Another Word For It Patrick Durusau on Topic Maps and Semantic Diversity

October 8, 2014

A look at Cayley

Filed under: Cayley,Graphs,Neo4j — Patrick Durusau @ 4:15 pm

A look at Cayley by Tony.

From the post:

Recently I took the time to check out Cayley, a graph database written in Go that’s been getting some good attention.

cayley

https://github.com/google/cayley

A great introduction to Cayley. Tony has some comparisons to Neo4j, but for beginners with graph databases, those comparisons may not be real useful. Come back for those comparisons once you have moved beyond example graphs.

June 30, 2014

Quick Play with Cayley Graph DB…

Filed under: Cayley,Graphs — Patrick Durusau @ 4:20 pm

Quick Play with Cayley Graph DB and Ordnance Survey Linked Data by John Goodwin.

From the post:

Earlier this month Google announced the release of the open source graph database/triplestore Cayley. This weekend I thought I would have a quick look at it, and try some simple queries using the Ordnance Survey Linked Data.

Just unpack to install.

Loading data is almost that easy, except that the examples are limited to n-triple format and the documentation doesn’t address importing other data types.

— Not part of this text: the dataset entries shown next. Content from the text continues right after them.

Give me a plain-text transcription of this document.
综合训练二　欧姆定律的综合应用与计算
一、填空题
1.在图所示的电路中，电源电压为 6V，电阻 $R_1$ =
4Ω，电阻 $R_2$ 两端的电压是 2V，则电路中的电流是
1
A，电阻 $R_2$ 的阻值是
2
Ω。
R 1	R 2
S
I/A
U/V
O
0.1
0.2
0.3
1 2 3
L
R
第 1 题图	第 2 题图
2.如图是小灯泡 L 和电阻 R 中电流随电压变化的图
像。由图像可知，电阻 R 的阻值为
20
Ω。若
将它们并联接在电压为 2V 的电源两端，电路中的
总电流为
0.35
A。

Has a Gremlin-“inspired” query language, which makes me wonder what shortcoming in Gremlin is addressed by this new query language?

If there is, that isn’t apparent from the documentation which is rather sparse at the moment.

It will be interesting to see if Cayley goes beyond the capabilities of the average graph db or not.

June 25, 2014

Cayley

Filed under: Cayley,Graph Databases,Graphs — Patrick Durusau @ 6:45 pm

Cayley – An open-source graph database

From the webpage:

Cayley is an open-source graph inspired by the graph database behind Freebase and Google’s Knowledge Graph.

Its goal is to be a part of the developer’s toolbox where Linked Data and graph-shaped data (semantic webs, social networks, etc) in general are concerned.

Features

  • Written in Go
  • Easy to get running (3 or 4 commands, below)
  • RESTful API
    • or a REPL if you prefer
  • Built-in query editor and visualizer
  • Multiple query languages:
    • Javascript, with a Gremlin-inspired* graph object.
    • (simplified) MQL, for Freebase fans
  • Plays well with multiple backend stores:
  • Modular design; easy to extend with new languages and backends
  • Good test coverage
  • Speed, where possible.

Rough performance testing shows that, on consumer hardware and an average disk, 134m triples in LevelDB is no problem and a multi-hop intersection query — films starring X and Y — takes ~150ms.

If you are seriously thinking about a graph database, see also these comments. Not everything you need to know but useful comments none the less.

I first saw this in a tweet from Hacker News.